1764-09-26, de Voltaire [François Marie Arouet] à Louis René de Caradeuc de La Chalotais.

Agréez, monsieur, que m. de La Vabre, qui vous présenta, l'an passé, une lettre de ma part, et que vous reçûtes avec tant de bonté, ait encore l'honneur de vous en présenter une.
Il vous parlera de son affaire; mais moi je ne peux vous parler que de vous même, de votre éloquence, des excellentes méthodes que vous avez daigné donner pour élever des jeunes gens en citoyens et pour cultiver leur raison qu'on a si longtemps pervertie dans les écoles. Vous me paraissez le procureur général de la France entière.

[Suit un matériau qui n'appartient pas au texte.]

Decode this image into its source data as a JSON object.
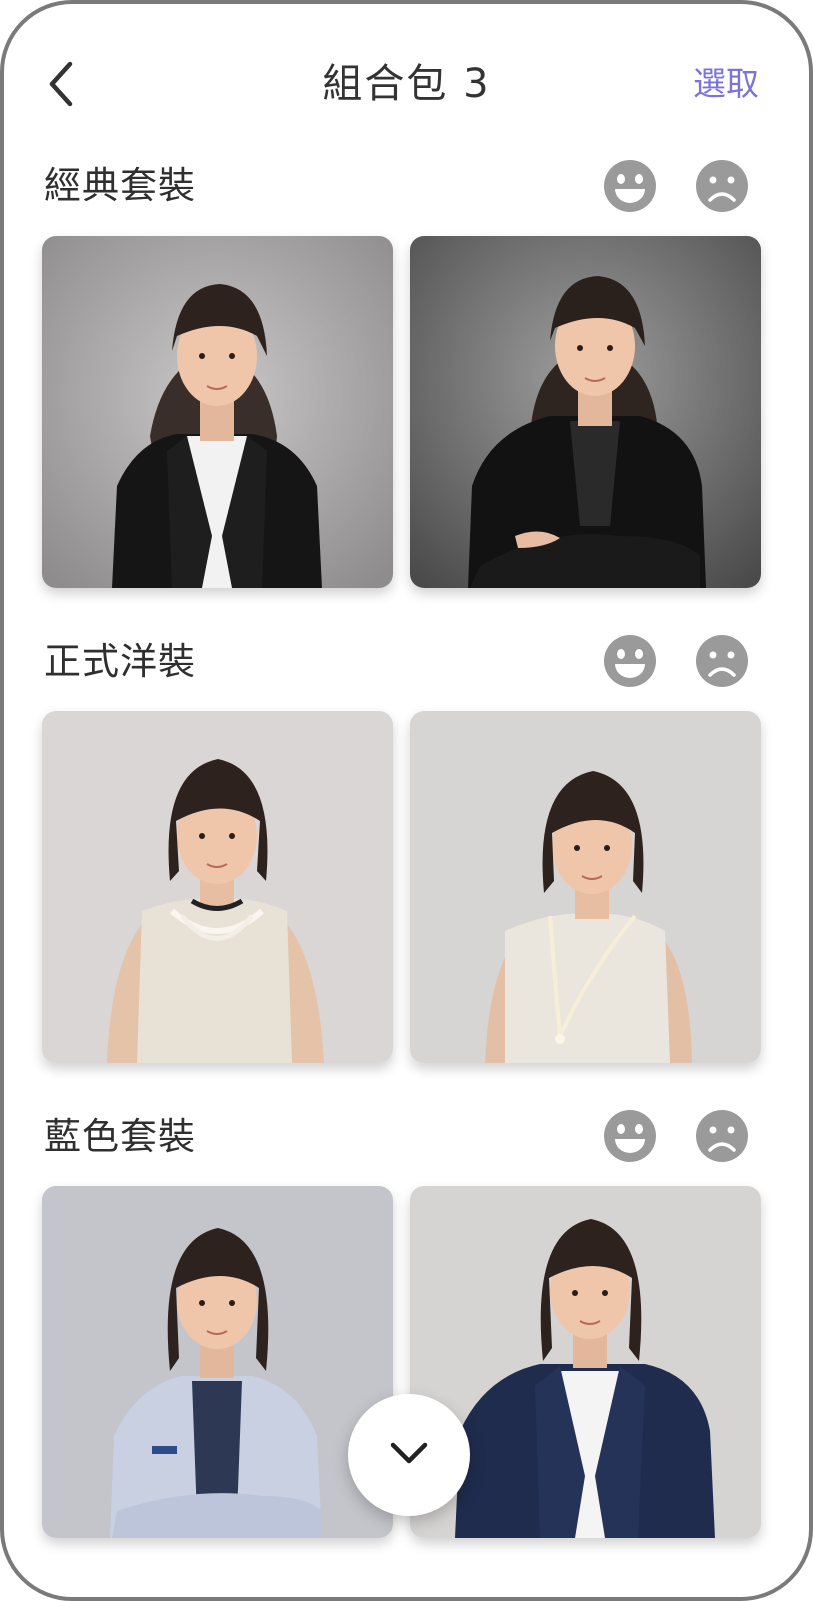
{
  "header": {
    "title": "組合包 3",
    "select_label": "選取",
    "back_icon": "chevron-left-icon"
  },
  "colors": {
    "accent": "#7b74d6",
    "icon_gray": "#9a9a9a",
    "text": "#333333"
  },
  "sections": [
    {
      "title": "經典套裝",
      "like_icon": "smiley-face-icon",
      "dislike_icon": "frowning-face-icon",
      "photos": [
        "woman-black-blazer-white-top",
        "woman-black-blazer-arms-crossed"
      ]
    },
    {
      "title": "正式洋裝",
      "like_icon": "smiley-face-icon",
      "dislike_icon": "frowning-face-icon",
      "photos": [
        "woman-knit-dress-pearl-choker",
        "woman-knit-dress-long-pearls"
      ]
    },
    {
      "title": "藍色套裝",
      "like_icon": "smiley-face-icon",
      "dislike_icon": "frowning-face-icon",
      "photos": [
        "woman-light-blue-blazer",
        "woman-navy-blazer"
      ]
    }
  ],
  "scroll_button_icon": "chevron-down-icon"
}
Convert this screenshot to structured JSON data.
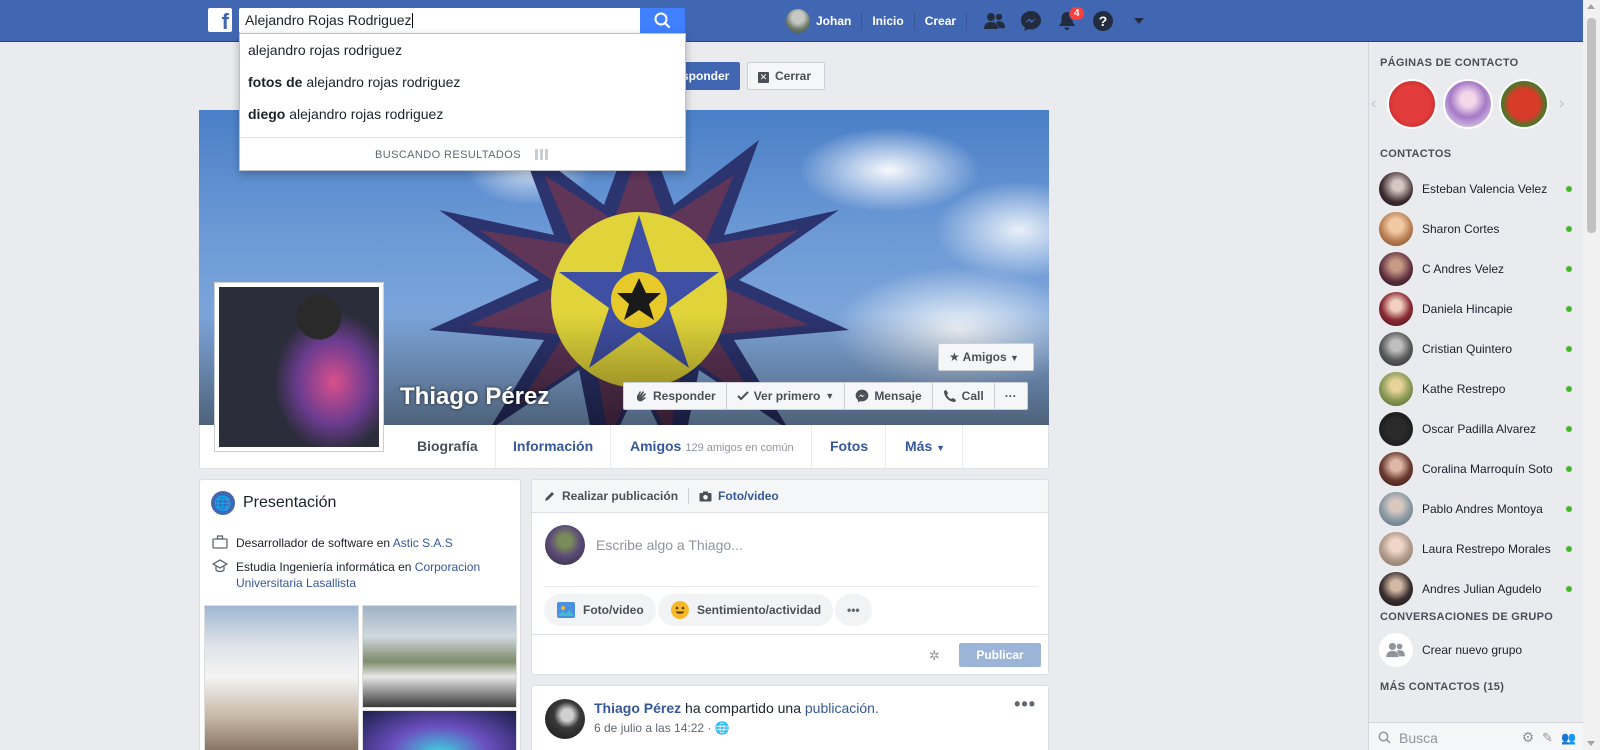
{
  "topbar": {
    "search_value": "Alejandro Rojas Rodriguez",
    "user_name": "Johan",
    "home_label": "Inicio",
    "create_label": "Crear",
    "notification_count": "4"
  },
  "search_dropdown": {
    "items": [
      {
        "bold": "",
        "text": "alejandro rojas rodriguez"
      },
      {
        "bold": "fotos de",
        "text": "alejandro rojas rodriguez"
      },
      {
        "bold": "diego",
        "text": "alejandro rojas rodriguez"
      }
    ],
    "footer": "BUSCANDO RESULTADOS"
  },
  "friend_request": {
    "respond_label": "sponder",
    "close_label": "Cerrar"
  },
  "profile": {
    "name": "Thiago Pérez",
    "amigos_label": "Amigos",
    "actions": [
      "Responder",
      "Ver primero",
      "Mensaje",
      "Call",
      "···"
    ]
  },
  "tabs": [
    {
      "label": "Biografía",
      "extra": ""
    },
    {
      "label": "Información",
      "extra": ""
    },
    {
      "label": "Amigos",
      "extra": "129 amigos en común"
    },
    {
      "label": "Fotos",
      "extra": ""
    },
    {
      "label": "Más",
      "extra": ""
    }
  ],
  "intro": {
    "title": "Presentación",
    "work_prefix": "Desarrollador de software en",
    "work_link": "Astic S.A.S",
    "study_prefix": "Estudia Ingeniería informática en",
    "study_link": "Corporacion Universitaria Lasallista"
  },
  "composer": {
    "tab_post": "Realizar publicación",
    "tab_photo": "Foto/video",
    "placeholder": "Escribe algo a Thiago...",
    "pill_photo": "Foto/video",
    "pill_feeling": "Sentimiento/actividad",
    "pill_more": "•••",
    "publish_label": "Publicar"
  },
  "post": {
    "author": "Thiago Pérez",
    "verb": "ha compartido una",
    "object": "publicación.",
    "date": "6 de julio a las 14:22 ·",
    "more": "•••"
  },
  "sidebar": {
    "pages_header": "PÁGINAS DE CONTACTO",
    "contacts_header": "CONTACTOS",
    "contacts": [
      "Esteban Valencia Velez",
      "Sharon Cortes",
      "C Andres Velez",
      "Daniela Hincapie",
      "Cristian Quintero",
      "Kathe Restrepo",
      "Oscar Padilla Alvarez",
      "Coralina Marroquín Soto",
      "Pablo Andres Montoya",
      "Laura Restrepo Morales",
      "Andres Julian Agudelo"
    ],
    "groups_header": "CONVERSACIONES DE GRUPO",
    "new_group_label": "Crear nuevo grupo",
    "more_contacts": "MÁS CONTACTOS (15)",
    "search_placeholder": "Busca"
  },
  "colors": {
    "brand_blue": "#4267b2",
    "link_blue": "#365899",
    "online_green": "#42b72a",
    "badge_red": "#fa3e3e"
  }
}
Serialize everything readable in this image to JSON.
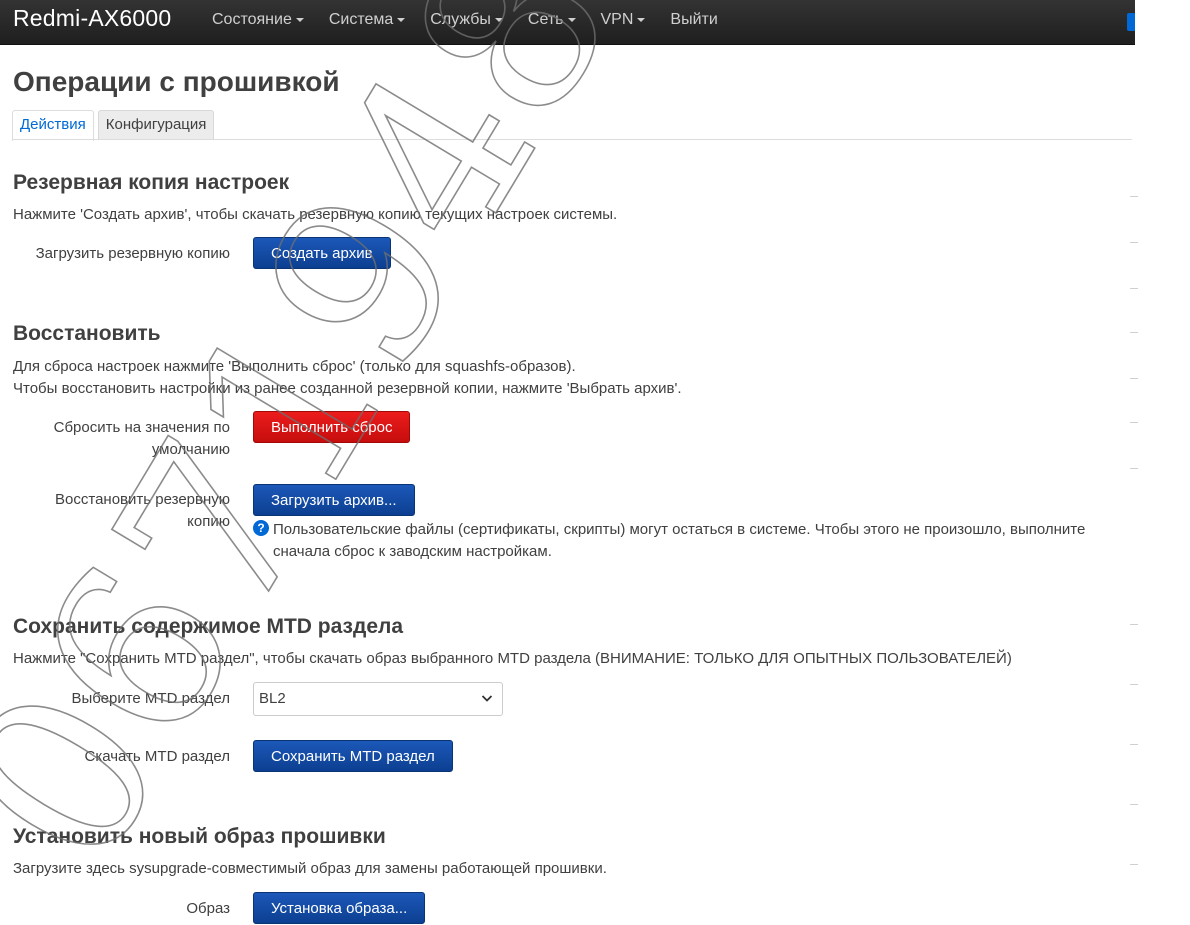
{
  "navbar": {
    "brand": "Redmi-AX6000",
    "menu": [
      "Состояние",
      "Система",
      "Службы",
      "Сеть",
      "VPN",
      "Выйти"
    ]
  },
  "page": {
    "title": "Операции с прошивкой",
    "tabs": [
      "Действия",
      "Конфигурация"
    ]
  },
  "backup": {
    "title": "Резервная копия настроек",
    "desc": "Нажмите 'Создать архив', чтобы скачать резервную копию текущих настроек системы.",
    "label": "Загрузить резервную копию",
    "button": "Создать архив"
  },
  "restore": {
    "title": "Восстановить",
    "desc1": "Для сброса настроек нажмите 'Выполнить сброс' (только для squashfs-образов).",
    "desc2": "Чтобы восстановить настройки из ранее созданной резервной копии, нажмите 'Выбрать архив'.",
    "reset_label_1": "Сбросить на значения по",
    "reset_label_2": "умолчанию",
    "reset_button": "Выполнить сброс",
    "restore_label_1": "Восстановить резервную",
    "restore_label_2": "копию",
    "upload_button": "Загрузить архив...",
    "help_1": "Пользовательские файлы (сертификаты, скрипты) могут остаться в системе. Чтобы этого не произошло, выполните",
    "help_2": "сначала сброс к заводским настройкам."
  },
  "mtd": {
    "title": "Сохранить содержимое MTD раздела",
    "desc": "Нажмите \"Сохранить MTD раздел\", чтобы скачать образ выбранного MTD раздела (ВНИМАНИЕ: ТОЛЬКО ДЛЯ ОПЫТНЫХ ПОЛЬЗОВАТЕЛЕЙ)",
    "select_label": "Выберите MTD раздел",
    "select_value": "BL2",
    "download_label": "Скачать MTD раздел",
    "button": "Сохранить MTD раздел"
  },
  "flash": {
    "title": "Установить новый образ прошивки",
    "desc": "Загрузите здесь sysupgrade-совместимый образ для замены работающей прошивки.",
    "image_label": "Образ",
    "button": "Установка образа..."
  },
  "watermark": {
    "text": "0671948508"
  },
  "colors": {
    "navbar": "#222222",
    "primary_button": "#0c3f91",
    "danger_button": "#d61212",
    "link": "#0069d6"
  }
}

J'ai relu plusieurs fois tout ce que vous avez bien voulu rendre public, et toujours avec un nouveau plaisir. Vous ne vous contentez pas d'éclairer les hommes, vous les secourez. J'ai vu dans des mémoires d'agriculture combien vous l'encouragez dans votre patrie. Je me suis mis au rang de vos disciples; j'ai semé du fromental à votre exemple, et j'ai forcé les terres les plus ingrates à rapporter quelque chose. Je trouve que Virgile avait autant de raison de dire: ô fortunatos nimiùm sua si bona norint qu'il avait tort de quitter la vie dont il fasait l'éloge. Il renonça à la charrue pour la cour, j'ai eu le bonheur de quitter les rois pour la charrue. Plût à dieu que mes petites terres fussent voisines des vôtres! Les hommes qui pensent sont trop dispersés; et le nombre des philosophes est encore bien petit, quoiqu'il soit beaucoup plus grand que dans notre jeunesse. J'ai vu l'empire de la raison s'étendre, ou plutôt ses fers devenus plus légers. Encore quelques hommes comme vous, monsieur, et le genre humain en vaudra mieux.

Je vous supplie d'être bien persuadé du respect infini avec lequel je serai toute ma vie &a.